Designing an experiment when there is a constraint in the experimental resource is always a challenge to statisticians. This talk introduces new classes of design recently available in the literature by discussing three design problems:1. Supersaturated designs (Nguyen, 1996a): A car manufacturer wishes to conduct a passenger-impact crash test on a planned new 4WD range. The objective of this experiment is to find a subset of 54 safety features to be included in the new car's total safety system such as driver's airbag, bull bar, bonded windscreen, (twin front) crush cans, etc.... A suitable design for this test is a Hadamard matrix of order 56, which requires 56 runs (car prototypes). What type of design is to be used when the R&D Department of the car manufacturer can only afford at most half of the number of required cars for this test.

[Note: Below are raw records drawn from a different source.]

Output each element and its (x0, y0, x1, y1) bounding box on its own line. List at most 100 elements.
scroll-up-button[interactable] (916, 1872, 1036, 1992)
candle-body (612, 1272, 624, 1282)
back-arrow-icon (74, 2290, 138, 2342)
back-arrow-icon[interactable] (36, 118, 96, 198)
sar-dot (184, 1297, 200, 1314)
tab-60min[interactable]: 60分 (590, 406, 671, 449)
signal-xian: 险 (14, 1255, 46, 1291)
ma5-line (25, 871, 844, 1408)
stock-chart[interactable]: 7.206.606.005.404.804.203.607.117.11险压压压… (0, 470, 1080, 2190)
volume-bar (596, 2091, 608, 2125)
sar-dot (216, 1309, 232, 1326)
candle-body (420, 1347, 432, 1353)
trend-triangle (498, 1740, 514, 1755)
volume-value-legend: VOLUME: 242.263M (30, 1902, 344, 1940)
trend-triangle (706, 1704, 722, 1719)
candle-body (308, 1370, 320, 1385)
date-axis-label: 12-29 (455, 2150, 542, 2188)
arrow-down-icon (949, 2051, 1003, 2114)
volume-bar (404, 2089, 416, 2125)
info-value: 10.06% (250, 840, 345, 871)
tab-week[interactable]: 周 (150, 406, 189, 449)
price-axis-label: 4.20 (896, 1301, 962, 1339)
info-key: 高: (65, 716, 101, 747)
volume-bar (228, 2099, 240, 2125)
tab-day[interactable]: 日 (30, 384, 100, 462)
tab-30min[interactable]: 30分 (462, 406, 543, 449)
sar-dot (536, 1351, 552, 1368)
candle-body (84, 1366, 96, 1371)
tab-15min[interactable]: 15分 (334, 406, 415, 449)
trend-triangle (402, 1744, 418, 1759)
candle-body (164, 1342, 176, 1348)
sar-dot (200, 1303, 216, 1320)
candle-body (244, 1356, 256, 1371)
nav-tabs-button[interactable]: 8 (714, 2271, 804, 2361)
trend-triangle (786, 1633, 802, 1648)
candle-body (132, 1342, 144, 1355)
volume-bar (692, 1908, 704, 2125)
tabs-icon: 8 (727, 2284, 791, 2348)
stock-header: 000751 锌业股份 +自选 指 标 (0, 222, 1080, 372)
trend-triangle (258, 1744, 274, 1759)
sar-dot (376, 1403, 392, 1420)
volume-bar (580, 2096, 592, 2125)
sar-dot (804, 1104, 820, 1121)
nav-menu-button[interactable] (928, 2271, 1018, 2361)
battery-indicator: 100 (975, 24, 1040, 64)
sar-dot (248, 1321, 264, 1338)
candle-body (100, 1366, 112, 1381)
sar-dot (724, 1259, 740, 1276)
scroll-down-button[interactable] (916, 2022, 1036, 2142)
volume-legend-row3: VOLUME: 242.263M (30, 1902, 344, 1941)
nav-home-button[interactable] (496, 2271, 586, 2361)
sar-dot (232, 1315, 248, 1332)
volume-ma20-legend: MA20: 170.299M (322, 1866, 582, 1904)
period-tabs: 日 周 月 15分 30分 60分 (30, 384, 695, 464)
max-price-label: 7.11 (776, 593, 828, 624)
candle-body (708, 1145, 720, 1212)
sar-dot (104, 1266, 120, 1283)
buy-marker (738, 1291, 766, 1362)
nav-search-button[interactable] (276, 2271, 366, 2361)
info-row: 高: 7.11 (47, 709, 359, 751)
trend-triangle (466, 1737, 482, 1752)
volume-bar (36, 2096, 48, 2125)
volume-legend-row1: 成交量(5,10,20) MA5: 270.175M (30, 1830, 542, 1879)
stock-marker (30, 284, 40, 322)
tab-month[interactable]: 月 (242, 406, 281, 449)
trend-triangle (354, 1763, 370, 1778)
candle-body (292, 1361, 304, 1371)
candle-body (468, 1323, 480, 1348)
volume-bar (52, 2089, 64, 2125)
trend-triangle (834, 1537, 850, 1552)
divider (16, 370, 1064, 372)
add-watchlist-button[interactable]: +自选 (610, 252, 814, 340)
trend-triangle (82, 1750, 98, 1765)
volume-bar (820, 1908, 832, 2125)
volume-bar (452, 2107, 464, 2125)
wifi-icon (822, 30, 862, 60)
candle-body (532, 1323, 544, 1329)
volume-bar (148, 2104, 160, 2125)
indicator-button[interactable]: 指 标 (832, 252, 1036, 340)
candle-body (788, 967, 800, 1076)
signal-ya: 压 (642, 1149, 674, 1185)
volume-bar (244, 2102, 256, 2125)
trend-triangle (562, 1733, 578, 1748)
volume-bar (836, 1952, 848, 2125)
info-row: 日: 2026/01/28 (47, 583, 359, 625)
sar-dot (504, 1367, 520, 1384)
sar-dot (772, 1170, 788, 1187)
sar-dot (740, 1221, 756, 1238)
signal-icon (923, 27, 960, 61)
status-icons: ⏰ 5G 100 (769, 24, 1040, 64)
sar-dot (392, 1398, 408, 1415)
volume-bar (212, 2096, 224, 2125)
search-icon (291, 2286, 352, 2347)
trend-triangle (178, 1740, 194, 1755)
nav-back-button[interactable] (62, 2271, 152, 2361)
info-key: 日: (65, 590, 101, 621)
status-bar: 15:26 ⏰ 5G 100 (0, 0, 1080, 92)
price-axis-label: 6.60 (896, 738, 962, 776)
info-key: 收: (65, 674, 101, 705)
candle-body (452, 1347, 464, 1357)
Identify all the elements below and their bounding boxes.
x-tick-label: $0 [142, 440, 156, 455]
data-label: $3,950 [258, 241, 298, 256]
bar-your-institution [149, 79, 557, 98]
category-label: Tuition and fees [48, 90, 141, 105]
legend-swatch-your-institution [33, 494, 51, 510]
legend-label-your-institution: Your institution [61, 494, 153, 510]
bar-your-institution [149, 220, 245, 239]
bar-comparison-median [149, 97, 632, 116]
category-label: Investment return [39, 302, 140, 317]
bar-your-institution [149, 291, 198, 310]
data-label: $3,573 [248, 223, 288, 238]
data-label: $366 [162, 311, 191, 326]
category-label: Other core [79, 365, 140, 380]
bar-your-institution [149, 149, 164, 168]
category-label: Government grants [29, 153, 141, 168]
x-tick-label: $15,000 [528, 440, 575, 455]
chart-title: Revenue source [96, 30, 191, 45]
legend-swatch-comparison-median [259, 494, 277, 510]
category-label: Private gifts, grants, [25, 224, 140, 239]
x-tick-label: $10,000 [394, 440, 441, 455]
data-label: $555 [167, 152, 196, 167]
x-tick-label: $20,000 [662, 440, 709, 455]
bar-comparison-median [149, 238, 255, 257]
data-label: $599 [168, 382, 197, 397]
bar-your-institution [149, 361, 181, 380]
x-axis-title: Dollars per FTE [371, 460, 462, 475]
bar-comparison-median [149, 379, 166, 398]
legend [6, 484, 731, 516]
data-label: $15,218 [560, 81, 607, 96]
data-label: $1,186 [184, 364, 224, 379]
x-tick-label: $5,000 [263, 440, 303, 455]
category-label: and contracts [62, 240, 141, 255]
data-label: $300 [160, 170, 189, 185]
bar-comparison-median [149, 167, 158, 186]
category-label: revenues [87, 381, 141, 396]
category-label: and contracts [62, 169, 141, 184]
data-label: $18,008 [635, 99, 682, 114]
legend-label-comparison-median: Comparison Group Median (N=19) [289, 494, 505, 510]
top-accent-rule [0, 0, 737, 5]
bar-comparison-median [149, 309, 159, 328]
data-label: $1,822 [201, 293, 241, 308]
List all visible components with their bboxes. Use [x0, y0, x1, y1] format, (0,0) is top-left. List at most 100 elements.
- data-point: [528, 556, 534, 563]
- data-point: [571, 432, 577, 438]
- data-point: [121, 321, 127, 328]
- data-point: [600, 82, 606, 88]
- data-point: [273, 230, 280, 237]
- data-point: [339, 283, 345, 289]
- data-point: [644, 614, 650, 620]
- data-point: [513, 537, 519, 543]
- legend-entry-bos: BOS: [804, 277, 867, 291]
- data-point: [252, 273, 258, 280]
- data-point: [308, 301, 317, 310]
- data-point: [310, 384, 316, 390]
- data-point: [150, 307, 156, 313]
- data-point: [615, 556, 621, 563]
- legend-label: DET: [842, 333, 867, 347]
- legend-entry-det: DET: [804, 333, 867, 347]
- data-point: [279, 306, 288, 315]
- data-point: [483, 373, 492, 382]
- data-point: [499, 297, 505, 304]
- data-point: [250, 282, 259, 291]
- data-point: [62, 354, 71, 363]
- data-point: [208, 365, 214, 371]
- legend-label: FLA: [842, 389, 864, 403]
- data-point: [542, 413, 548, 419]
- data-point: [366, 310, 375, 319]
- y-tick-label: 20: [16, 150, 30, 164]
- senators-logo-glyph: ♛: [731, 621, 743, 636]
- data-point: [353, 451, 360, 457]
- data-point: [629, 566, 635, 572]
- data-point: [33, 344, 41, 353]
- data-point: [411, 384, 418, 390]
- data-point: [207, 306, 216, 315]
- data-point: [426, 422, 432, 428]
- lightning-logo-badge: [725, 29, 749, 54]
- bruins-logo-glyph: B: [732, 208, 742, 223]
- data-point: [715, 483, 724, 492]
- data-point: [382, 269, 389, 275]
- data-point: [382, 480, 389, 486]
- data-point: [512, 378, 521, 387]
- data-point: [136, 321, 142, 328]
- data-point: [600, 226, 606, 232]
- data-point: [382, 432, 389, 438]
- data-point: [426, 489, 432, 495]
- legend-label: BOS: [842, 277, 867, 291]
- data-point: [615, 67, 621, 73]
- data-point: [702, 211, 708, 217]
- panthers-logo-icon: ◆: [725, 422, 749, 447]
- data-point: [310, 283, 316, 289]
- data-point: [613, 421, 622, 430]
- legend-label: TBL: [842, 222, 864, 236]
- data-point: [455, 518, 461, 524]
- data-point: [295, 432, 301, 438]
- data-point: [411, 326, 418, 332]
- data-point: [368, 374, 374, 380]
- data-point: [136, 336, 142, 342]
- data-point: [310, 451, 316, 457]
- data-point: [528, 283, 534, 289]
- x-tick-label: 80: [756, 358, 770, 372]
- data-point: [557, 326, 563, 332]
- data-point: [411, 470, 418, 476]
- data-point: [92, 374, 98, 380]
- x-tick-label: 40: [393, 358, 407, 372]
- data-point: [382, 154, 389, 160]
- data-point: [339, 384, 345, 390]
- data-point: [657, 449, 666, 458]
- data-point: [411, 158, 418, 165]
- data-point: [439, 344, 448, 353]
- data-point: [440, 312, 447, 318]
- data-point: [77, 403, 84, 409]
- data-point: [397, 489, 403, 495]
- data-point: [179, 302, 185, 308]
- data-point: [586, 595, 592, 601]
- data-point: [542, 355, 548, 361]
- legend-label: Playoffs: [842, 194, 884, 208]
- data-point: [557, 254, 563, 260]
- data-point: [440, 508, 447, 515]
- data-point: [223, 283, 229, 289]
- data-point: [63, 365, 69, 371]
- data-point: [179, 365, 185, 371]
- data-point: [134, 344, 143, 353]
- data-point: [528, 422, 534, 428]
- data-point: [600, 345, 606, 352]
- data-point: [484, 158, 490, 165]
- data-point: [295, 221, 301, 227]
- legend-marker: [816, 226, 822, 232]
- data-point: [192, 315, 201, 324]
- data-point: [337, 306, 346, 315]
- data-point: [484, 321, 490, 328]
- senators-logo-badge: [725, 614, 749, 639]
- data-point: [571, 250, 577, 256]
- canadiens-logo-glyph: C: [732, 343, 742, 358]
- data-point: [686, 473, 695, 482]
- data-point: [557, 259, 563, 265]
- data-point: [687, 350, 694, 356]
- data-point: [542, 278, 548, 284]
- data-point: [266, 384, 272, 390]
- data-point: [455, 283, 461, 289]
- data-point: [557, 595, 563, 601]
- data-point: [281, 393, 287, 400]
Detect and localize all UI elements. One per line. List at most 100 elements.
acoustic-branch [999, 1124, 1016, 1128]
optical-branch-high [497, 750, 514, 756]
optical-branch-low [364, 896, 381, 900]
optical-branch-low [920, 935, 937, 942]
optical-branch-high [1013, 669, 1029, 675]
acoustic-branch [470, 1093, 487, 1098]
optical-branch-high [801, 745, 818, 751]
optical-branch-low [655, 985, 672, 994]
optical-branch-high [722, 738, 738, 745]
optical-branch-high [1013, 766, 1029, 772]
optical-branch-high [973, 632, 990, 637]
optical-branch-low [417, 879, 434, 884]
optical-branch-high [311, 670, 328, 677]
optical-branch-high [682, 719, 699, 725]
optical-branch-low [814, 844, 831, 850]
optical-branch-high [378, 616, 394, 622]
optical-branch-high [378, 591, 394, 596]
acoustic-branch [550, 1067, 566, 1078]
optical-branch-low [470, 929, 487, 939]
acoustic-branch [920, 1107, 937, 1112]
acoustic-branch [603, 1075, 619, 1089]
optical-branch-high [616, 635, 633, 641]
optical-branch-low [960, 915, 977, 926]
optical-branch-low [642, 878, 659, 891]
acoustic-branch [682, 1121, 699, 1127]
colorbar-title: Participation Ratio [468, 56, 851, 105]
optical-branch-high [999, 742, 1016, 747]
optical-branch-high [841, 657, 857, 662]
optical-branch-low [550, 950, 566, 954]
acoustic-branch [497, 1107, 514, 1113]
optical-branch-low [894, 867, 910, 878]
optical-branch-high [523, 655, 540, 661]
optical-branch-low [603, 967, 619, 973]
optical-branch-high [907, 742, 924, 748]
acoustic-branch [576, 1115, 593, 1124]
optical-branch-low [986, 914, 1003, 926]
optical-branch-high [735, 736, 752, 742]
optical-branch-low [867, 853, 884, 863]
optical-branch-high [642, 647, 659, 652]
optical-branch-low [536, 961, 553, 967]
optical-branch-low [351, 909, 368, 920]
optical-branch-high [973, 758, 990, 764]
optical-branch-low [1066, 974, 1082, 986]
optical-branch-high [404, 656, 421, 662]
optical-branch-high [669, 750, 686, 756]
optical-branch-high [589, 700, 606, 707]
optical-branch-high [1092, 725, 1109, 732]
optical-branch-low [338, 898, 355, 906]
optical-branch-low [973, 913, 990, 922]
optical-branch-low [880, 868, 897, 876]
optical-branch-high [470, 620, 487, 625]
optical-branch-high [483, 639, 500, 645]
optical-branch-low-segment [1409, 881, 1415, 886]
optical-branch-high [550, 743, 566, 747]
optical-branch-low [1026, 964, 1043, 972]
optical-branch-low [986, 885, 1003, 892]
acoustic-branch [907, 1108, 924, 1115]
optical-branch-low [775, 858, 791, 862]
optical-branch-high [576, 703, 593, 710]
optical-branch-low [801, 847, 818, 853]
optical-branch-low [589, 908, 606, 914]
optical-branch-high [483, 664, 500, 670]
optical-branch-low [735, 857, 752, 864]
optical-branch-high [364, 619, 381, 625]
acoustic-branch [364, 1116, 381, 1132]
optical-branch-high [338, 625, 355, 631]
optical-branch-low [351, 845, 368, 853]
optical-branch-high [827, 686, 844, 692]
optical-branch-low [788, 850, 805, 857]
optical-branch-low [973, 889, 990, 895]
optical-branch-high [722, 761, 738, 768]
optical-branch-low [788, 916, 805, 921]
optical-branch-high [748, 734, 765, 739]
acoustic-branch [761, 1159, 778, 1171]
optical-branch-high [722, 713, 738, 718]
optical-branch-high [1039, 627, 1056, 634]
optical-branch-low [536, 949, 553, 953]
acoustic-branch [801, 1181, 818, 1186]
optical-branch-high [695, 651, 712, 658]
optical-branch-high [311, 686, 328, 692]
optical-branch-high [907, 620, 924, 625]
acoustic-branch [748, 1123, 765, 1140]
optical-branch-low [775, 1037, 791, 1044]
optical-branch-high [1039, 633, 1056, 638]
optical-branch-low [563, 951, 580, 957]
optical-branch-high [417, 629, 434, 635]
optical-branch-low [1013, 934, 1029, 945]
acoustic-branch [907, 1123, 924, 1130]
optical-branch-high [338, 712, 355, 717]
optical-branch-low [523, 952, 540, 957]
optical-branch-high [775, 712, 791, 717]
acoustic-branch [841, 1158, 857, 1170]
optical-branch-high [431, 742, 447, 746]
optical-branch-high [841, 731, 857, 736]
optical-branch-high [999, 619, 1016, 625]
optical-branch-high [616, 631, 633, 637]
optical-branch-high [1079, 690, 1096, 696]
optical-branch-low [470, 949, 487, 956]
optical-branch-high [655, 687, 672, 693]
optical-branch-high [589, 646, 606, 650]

2. Near-orthogonal arrays (Nguyen, 1996b): Phadke and his coworkers at AT & T Bell Laboratories conducted an integrated circuit fabrication experiment (Phadke, 1983). The experiment had nine factors: (1) mask dimension, (2) photoresist viscosity, (3) spin speed, (4) bake temperature, (5), bake time, (6) aperture, (7) exposure time, (8) developing time and (9) plasma etch time. Factors 1, 2 and 4 are at two levels and the rest are at three levels. The design for this experiment was a near-OA L'18(36,23) obtained by collapsing the first 3-level column of an OA L'18(37,2) of Taguchi (1987, p. 36) to two level columns using the scheme 0 to 00, 1 to 10 and 2 to 01 and retaining the remaining factors. We will compare this near-OA with another one obtained by Nguyen (1996b).

3. Near-orthogonally blocked designs (Nguyen, 2001): Consider a factorial experiment with cotton which involves five factors: (1) variety (2) N, (3) P, (4) dates of sowing (5) spacing, each at two levels. Because of the fragmentation of the experimental site, the 32 treatment combinations have been divided into 8 blocks. A suitable plan for this experiment is the one in the Appendix 3A of Wu & Hamada (2000). This plan which uses 135, 235 and 1234 as block generators, unfortunately confounds two 2-factor interactions 12 and 34 with blocks. We will show how the divide this 32 combinations such that all interactions can be studied and thus, avoid having an additional replicate of 32 combinations to study the confounded interactions.

References Nam-Ky Nguyen (1996a) An algorithmic approach to constructing supersaturated designs. Technometrics 38, 69-73.

Nam-Ky Nguyen (1996b) A note on constructing near-orthogonal arrays with economic run size. Technometrics 38, 279-283.

Nam-Ky Nguyen (2001) Cutting experimental designs into blocks. Austral. & New Zealand J. of Statistics 43, 367-374.

Wu, C.F.J & M. Hamada (2000). Experiments: Planning, Analysis and Parameter Design Optimization. New York: John Wiley & Sons, Inc.

Date received: April 5, 2002